Torey Krug signed with the Bruins out of college five years ago and had a one-game cameo with them before spending the entire next season in Providence. Krug says now that, looking back, he knows he wasn't ready to play in the NHL coming out of school and needed a season to sort things out defensively against bigger, stronger, smarter and faster opponents.

"The speed itself wasn't much of an issue, but if you fall asleep even for a second it's going to turn into a scoring chance for the other team," Krug said of the adjustment from college hockey to the NHL. "These games are not easy to play in, even for veterans in the league . . .

"I thought offensively I was ready [right away], but defensively I had a lot to learn. It's a tough league to play in. Offensively it was fun, but defensively I had my share of hiccups realizing I had to go down to Providence to work on some things."

McAvoy isn't expected to follow Krug's path. He'll get development opportunities at the AHL level at the end of this season just like fellow young D-man Brandon Carlo, who used last spring's AHL experience to vault directly into the NHL this season as a 19-year-old playing top-four minutes right from opening night.

It's also the track taken by Zach Werenski last year with the Columbus Blue Jackets.

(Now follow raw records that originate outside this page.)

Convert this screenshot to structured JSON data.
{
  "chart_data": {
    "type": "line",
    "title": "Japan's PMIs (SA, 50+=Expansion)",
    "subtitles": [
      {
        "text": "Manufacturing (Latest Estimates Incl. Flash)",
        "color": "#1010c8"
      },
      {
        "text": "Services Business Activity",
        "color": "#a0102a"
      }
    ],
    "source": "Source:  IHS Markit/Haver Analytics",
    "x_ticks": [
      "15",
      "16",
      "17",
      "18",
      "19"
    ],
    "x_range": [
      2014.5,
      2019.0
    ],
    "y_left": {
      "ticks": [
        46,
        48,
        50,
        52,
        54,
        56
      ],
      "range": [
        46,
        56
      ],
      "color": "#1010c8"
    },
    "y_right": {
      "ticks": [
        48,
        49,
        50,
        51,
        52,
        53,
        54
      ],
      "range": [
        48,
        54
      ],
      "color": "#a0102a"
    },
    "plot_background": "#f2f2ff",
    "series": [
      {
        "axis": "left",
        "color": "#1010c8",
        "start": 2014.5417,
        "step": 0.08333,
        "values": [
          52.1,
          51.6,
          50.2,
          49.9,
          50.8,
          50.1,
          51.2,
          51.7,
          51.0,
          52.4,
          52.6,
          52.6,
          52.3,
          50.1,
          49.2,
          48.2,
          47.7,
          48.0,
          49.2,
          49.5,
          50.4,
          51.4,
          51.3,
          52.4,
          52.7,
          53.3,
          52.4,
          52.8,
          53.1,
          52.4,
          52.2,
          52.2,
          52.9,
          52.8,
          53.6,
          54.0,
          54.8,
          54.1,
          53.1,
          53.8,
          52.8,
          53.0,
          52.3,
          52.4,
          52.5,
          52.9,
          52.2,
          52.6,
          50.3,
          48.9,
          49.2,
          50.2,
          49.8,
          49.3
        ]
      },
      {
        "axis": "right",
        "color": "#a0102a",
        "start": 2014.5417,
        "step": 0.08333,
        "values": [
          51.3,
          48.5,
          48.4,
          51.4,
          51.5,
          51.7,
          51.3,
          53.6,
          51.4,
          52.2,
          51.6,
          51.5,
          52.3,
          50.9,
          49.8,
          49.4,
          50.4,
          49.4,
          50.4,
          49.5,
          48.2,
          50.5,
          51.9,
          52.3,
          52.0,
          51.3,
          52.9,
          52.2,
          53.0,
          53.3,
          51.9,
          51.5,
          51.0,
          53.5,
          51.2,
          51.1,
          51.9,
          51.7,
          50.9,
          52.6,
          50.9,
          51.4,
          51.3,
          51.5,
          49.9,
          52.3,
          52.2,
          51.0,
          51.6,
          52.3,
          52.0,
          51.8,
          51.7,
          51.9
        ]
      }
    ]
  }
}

An AHL playoff run fully prepped him for his breakout season as the league's best rookie defenseman.

"It's a long time ago, but I used that [ATO] myself as a benefit and I've always been an advocate of it, and I think Robbie O'Gara, Danton Heinen and Carlo all [did it]," said Sweeney. "All the players that have been able to come on and play at a very high level against men, generally in a playoff stretch drive or the playoffs themselves, it's a unique [experience].

"When you first turn pro, you're introduced to it at a really high level and you have to adjust to it on the fly. It's about structure and understanding the voices you're hearing. And reading and reacting at the pro level are all very important [skills]. [I think] it's a great on-the-job training exercise and right now Brandon is the best example of it. He's been able to jump into our lineup this year, and that's a testament to him and also the work he did last year."

So the Bruins should take their time with McAvoy, though also allow that he could be a dominant exception to the rule and become a force right out of the chute. It certainly appears Sweeney is going to leave that door ajar,  to make sure the Bruins don't miss out on anything with a young defenseman who's already drawn comparisons to Norris Trophy winner Drew Doughty.